Ein sonniger Samstag Ende April im „Zoo am Meer“ in Bremerhaven: Nach der langen Pause laufen die Besucher*innen aufgeregt durch die Gänge des kleinsten wissenschaftlich geleiteten Zoos in Europa und stehen staunend vor den Gehegen der insgesamt rund 280 Tiere. Für Katja Seedorf ist das Durchkommen an diesem Tag nicht ganz einfach, als sie ihren Handkarren zum Gehege der Otter steuert. Die Tierpflegerin will den Tieren ihr Fressen bringen; Fisch, Rindfleisch und Kartoffeln gibt es heute. Aber manch ein Familienvater und seine Kinder sind so fasziniert von den Tieren, dass sie kaum mitbekommen, dass hinter ihnen jemand mit einem Karren vorbei muss.

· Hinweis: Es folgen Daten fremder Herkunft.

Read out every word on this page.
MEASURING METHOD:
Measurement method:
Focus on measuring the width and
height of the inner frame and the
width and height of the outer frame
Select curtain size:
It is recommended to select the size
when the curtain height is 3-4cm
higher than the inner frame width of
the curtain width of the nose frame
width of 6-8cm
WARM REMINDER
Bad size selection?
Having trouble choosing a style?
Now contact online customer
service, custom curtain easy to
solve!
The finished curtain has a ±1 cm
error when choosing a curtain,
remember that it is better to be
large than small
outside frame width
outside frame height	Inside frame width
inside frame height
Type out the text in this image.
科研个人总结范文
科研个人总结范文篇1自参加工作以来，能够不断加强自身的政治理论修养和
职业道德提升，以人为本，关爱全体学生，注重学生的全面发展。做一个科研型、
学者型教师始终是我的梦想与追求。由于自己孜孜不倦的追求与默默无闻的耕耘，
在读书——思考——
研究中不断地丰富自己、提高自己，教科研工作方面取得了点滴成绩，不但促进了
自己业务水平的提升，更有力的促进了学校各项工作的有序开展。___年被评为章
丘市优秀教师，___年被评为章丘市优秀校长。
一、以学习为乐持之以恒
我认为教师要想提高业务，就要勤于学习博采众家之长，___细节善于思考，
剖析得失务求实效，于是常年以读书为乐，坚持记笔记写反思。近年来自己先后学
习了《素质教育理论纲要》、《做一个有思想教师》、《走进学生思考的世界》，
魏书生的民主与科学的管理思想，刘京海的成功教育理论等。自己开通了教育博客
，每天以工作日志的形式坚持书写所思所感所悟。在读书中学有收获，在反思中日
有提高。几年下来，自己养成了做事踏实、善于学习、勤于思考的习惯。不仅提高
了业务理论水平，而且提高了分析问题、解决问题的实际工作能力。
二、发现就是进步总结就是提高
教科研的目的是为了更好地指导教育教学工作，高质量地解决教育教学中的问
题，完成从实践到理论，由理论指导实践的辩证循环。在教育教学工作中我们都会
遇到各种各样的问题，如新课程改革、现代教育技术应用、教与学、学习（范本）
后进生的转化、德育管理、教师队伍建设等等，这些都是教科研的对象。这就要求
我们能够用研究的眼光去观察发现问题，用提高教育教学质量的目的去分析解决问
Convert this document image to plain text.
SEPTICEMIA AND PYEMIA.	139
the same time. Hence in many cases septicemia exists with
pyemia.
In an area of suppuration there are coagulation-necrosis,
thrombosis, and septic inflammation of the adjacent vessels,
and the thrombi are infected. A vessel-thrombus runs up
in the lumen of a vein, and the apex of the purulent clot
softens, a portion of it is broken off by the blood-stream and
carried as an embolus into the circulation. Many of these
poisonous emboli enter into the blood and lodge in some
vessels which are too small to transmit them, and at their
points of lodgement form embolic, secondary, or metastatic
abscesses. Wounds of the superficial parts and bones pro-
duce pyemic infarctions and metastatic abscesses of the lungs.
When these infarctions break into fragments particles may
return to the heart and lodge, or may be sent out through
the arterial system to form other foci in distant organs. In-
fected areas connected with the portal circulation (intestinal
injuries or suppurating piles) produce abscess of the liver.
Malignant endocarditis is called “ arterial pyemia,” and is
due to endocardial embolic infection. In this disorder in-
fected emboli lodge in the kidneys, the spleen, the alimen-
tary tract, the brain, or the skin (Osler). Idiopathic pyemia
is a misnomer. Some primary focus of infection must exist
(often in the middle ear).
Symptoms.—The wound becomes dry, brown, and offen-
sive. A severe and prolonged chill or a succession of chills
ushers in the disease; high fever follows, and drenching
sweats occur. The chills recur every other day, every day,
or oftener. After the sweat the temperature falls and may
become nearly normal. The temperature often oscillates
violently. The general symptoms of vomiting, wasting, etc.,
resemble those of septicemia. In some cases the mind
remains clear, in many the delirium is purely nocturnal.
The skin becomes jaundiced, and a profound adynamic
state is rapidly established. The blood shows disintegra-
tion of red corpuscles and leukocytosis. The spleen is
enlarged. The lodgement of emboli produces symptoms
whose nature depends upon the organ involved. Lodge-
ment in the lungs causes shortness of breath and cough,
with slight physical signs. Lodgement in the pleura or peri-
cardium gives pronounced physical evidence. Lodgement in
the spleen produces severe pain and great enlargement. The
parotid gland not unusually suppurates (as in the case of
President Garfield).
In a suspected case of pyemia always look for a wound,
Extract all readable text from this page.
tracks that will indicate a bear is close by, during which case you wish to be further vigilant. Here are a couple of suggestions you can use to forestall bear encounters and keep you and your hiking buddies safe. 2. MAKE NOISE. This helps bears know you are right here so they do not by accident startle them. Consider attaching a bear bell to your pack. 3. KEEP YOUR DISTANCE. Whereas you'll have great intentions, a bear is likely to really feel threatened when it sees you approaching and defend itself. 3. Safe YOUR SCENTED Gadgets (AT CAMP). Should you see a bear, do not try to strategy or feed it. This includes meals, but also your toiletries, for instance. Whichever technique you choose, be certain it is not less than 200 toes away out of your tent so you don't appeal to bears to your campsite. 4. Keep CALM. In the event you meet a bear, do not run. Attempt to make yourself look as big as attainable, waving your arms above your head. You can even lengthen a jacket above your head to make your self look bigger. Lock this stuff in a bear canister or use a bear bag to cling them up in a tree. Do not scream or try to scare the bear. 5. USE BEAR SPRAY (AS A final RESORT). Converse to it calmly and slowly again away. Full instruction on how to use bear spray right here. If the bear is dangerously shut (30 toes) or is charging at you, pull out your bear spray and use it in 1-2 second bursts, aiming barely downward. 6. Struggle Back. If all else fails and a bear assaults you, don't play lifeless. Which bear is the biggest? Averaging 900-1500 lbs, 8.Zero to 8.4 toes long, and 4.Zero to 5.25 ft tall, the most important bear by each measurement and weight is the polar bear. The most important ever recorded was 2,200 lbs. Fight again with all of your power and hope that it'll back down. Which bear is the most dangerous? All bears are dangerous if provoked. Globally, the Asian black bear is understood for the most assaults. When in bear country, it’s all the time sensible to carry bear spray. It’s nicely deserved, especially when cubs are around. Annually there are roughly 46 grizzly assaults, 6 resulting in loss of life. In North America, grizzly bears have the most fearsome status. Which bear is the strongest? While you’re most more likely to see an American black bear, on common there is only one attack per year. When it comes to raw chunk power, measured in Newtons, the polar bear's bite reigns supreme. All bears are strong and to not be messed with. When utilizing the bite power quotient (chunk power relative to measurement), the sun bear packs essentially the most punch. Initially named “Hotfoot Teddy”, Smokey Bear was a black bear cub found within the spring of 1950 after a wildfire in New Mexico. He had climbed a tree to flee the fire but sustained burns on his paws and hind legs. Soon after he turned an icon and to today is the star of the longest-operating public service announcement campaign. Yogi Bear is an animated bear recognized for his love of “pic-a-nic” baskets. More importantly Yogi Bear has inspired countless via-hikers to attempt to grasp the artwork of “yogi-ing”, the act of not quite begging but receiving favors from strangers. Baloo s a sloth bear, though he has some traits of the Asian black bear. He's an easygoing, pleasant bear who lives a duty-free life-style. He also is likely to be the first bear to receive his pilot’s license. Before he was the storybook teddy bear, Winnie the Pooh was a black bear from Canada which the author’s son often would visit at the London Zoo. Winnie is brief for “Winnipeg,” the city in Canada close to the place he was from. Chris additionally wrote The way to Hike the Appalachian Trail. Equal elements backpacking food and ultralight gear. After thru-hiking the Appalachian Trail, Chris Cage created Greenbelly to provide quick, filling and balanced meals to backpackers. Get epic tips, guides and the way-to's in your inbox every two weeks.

Vor zwei Jahren sah es hier um diese Jahreszeit noch ganz anders aus. Die Corona-Pandemie hatte zum ersten Mal das Land in eine Art Stillstand versetzt. Zoos und Tierparks blieben geschlossen, denn Menschenansammlungen sollten vermieden werden. Also waren sie unter sich, die Tiere und ihre Pfleger*innen im Zoo am Meer. Letztere hielten ihre Schichten strikt getrennt, um Ansteckung unter einander zu vermeiden. Die Versorgung der Tiere sollte nicht gefährdet werden.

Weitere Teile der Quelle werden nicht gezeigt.